19.10.08

La vie est mal faite

Le bon sens populaire, et une certaine vision conservatrice, nous assurent que «la nature fait bien les choses» et nous suggèrent que l’homme ferait mieux de respecter ce vénérable édifice dont il est un héritier parmi d’autres. Tomislav Domazet-Lošo et Diethard Tautz (Institut Max Planck de biologie évolutionnaire, Allemagne) ont procédé à une analyse phylostratigraphique du génome d’Homo sapiens. Celle-ci consiste à comparer des gènes humains avec les gènes d’espèces séquencées et représentatives de l’arbre entier de la vie, depuis les unicellulaires jusqu’aux mammifères. Les grandes branches de cet arbre sont représentées par des innovations clés, formant des phylostrates, comme par exemple l’apparition de la multicellularité ou de la viviparité. L’arbre des deux chercheurs compte 19 phylostrates (ps). Sur les 22.845 gènes humains étudiés, environ 60% apparaissent dès les strates 1-2 et sont liés au fonctionnement cellulaire de base. Les autres pics sont situés à ps6 (multicellularité, au Cambrien), ps11-12 (transition poisson osseux tétrapodes), ps16 (mammifères euthériens), ps19 (primates). 13% des gènes humains apparaissent communs avec les mammifères (ps15 et au-delà).

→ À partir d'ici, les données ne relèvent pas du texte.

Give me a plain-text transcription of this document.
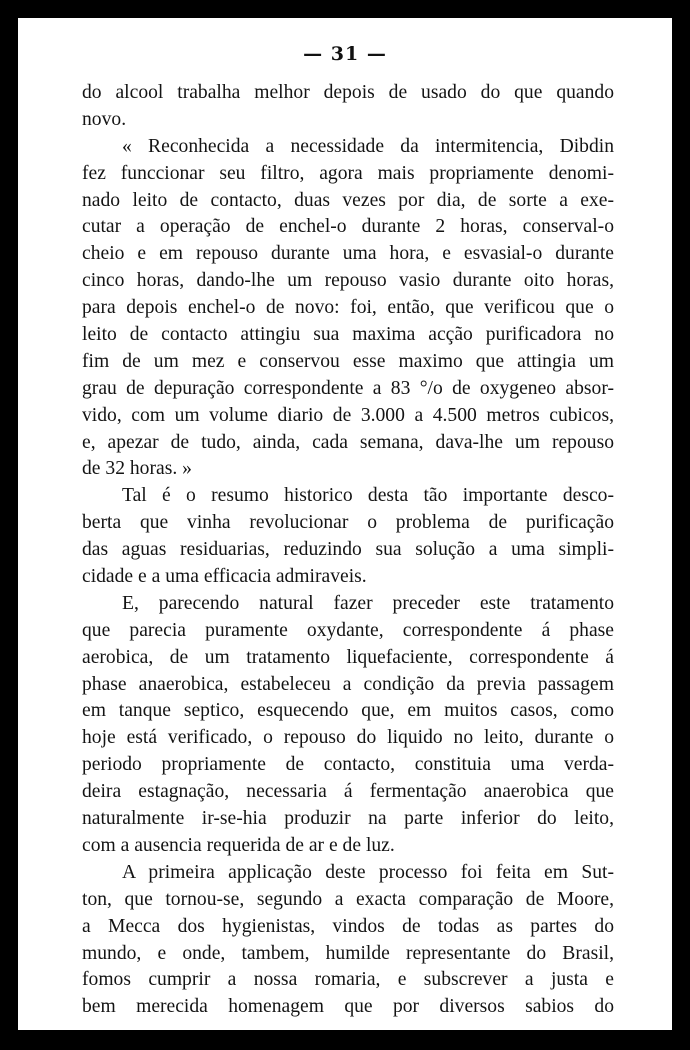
— 31 —
do alcool trabalha melhor depois de usado do que quando
novo.
« Reconhecida a necessidade da intermitencia, Dibdin
fez funccionar seu filtro, agora mais propriamente denomi-
nado leito de contacto, duas vezes por dia, de sorte a exe-
cutar a operação de enchel-o durante 2 horas, conserval-o
cheio e em repouso durante uma hora, e esvasial-o durante
cinco horas, dando-lhe um repouso vasio durante oito horas,
para depois enchel-o de novo: foi, então, que verificou que o
leito de contacto attingiu sua maxima acção purificadora no
fim de um mez e conservou esse maximo que attingia um
grau de depuração correspondente a 83 °/o de oxygeneo absor-
vido, com um volume diario de 3.000 a 4.500 metros cubicos,
e, apezar de tudo, ainda, cada semana, dava-lhe um repouso
de 32 horas. »
Tal é o resumo historico desta tão importante desco-
berta que vinha revolucionar o problema de purificação
das aguas residuarias, reduzindo sua solução a uma simpli-
cidade e a uma efficacia admiraveis.
E, parecendo natural fazer preceder este tratamento
que parecia puramente oxydante, correspondente á phase
aerobica, de um tratamento liquefaciente, correspondente á
phase anaerobica, estabeleceu a condição da previa passagem
em tanque septico, esquecendo que, em muitos casos, como
hoje está verificado, o repouso do liquido no leito, durante o
periodo propriamente de contacto, constituia uma verda-
deira estagnação, necessaria á fermentação anaerobica que
naturalmente ir-se-hia produzir na parte inferior do leito,
com a ausencia requerida de ar e de luz.
A primeira applicação deste processo foi feita em Sut-
ton, que tornou-se, segundo a exacta comparação de Moore,
a Mecca dos hygienistas, vindos de todas as partes do
mundo, e onde, tambem, humilde representante do Brasil,
fomos cumprir a nossa romaria, e subscrever a justa e
bem merecida homenagem que por diversos sabios do
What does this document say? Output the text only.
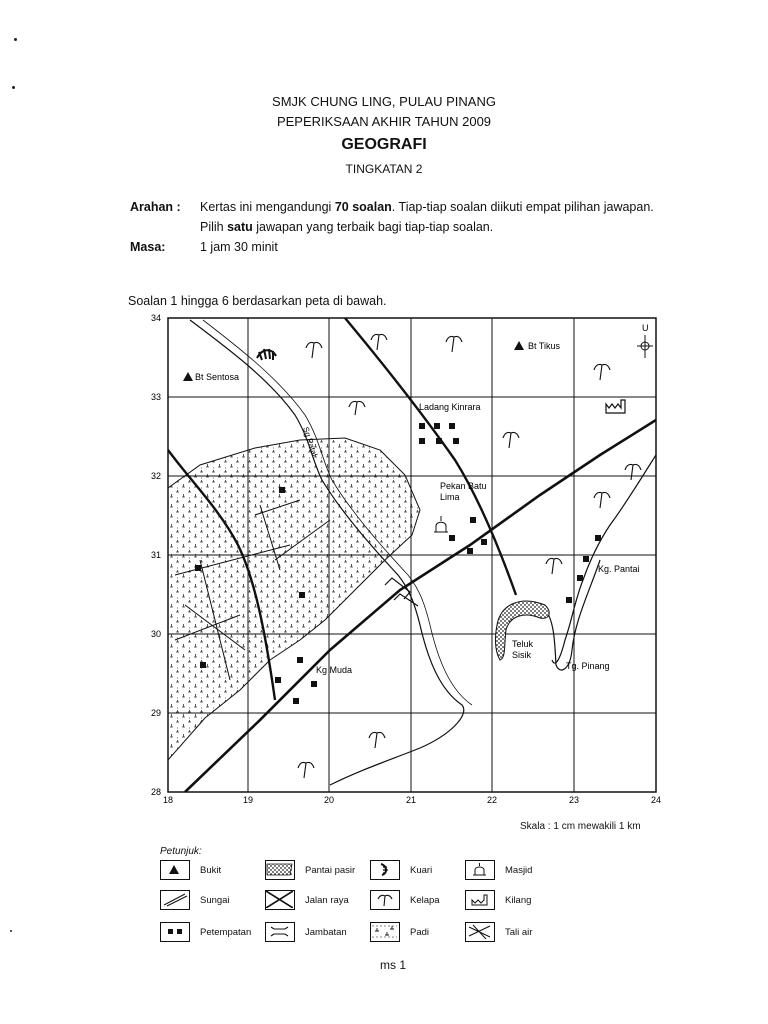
SMJK CHUNG LING, PULAU PINANG
PEPERIKSAAN AKHIR TAHUN 2009
GEOGRAFI
TINGKATAN 2
Arahan : Kertas ini mengandungi 70 soalan. Tiap-tiap soalan diikuti empat pilihan jawapan.
Pilih satu jawapan yang terbaik bagi tiap-tiap soalan.
Masa:	1 jam 30 minit
Soalan 1 hingga 6 berdasarkan peta di bawah.
Bt Sentosa
Bt Tikus
U
Ladang Kinrara
Pekan Batu
Lima
Kg. Pantai
Teluk
Sisik
Tg. Pinang
Kg Muda
Sg Patal
34
33
32
31
30
29
28
18	19	20	21	22	23	24
Skala : 1 cm mewakili 1 km
Petunjuk:
Bukit
Sungai
Petempatan
Pantai pasir
Jalan raya
Jambatan
Kuari
Kelapa
Padi
Masjid
Kilang
Tali air
ms 1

Ces résultats correspondent à ce que l’on sait de l’évolution du vivant. Mais la surprise des chercheurs est venue lorsqu’ils ont examiné les gènes les plus fréquemment associés à des maladies humaines. On aurait pu penser que ces gènes tendent à être sur-représentés dans les lignages les plus récents : c’est l’inverse qui est vrai. Les gènes de maladies sont sous-représentés au-delà de ps15 (mammifères), ils connaissent au contraire des pics très tôt dans l’évolution, en ps1 et ps5-6. «Les mutations causant des maladies devraient affecter la fitness et être donc perdus sur la durée. Sur des temps évolutifs longs, on devrait alors s’attendre à ce que les gènes sujets à de telles mutations deviennent optimisés en vue de réduire leurs effets nuisibles. Mais, comme ce n’est apparemment pas le cas, il faut conclure que les maladies génétiques sont une composante inévitable de la vie.»

Référence :
Domazet-Lošo T., D. Tautz (2008), An ancient evolutionary origin of genes associated with human genetic diseases, Molecular Biology and Evolution, online pub. doi:10.1093/molbev/msn214

(Le texte peut être téléchargé – pdf, anglais – sur la page de Tomislav Domazet-Lošo)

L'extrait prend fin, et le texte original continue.